Like many other species, we have several sensory modalities that detect several physical and chemical properties.

Thus, we have a fabulous light-sensitive visual system. With this system the electromagnetic waves are perceived as images full of meaning.

We also have a hearing system which detects the pressure variations as small aeric whether and converts them into an understandable sound.

Two other olfactory and gustatory chemical systems allow us to detect chemical particles and assign them smell and taste.

Another system equilibration informs us (consciously or not) of our position and movements in space.

And beyond all, we have an impressive sensory entity: The as important as vision and hearing somatosensory system. This system, diffuse and ubiquitous throughout the body [ 39 ], we are constantly information about our own bodies, that touches and especially what the threat.

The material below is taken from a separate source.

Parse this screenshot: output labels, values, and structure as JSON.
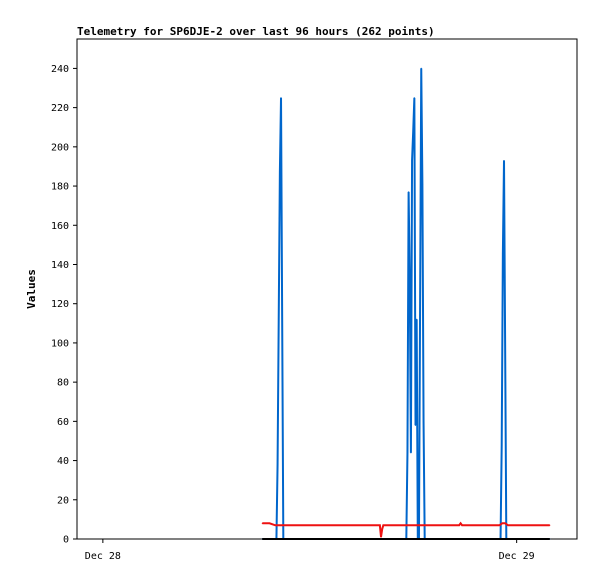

The sensory systems are often made ​​of a receiver, a transmission channel and a receiving area and to the cortical perception of the brain. This is at the receiving member is that signal transduction is to say the conversion of the physicochemical properties of the electrical signals to be transmitted by the neurons.

The arrival of these electrical signals in primary cortical areas is only the first step in the assimilation of information in the brain. Indeed, it must be other cortical areas called associative where information provides a sense, this process is called perception.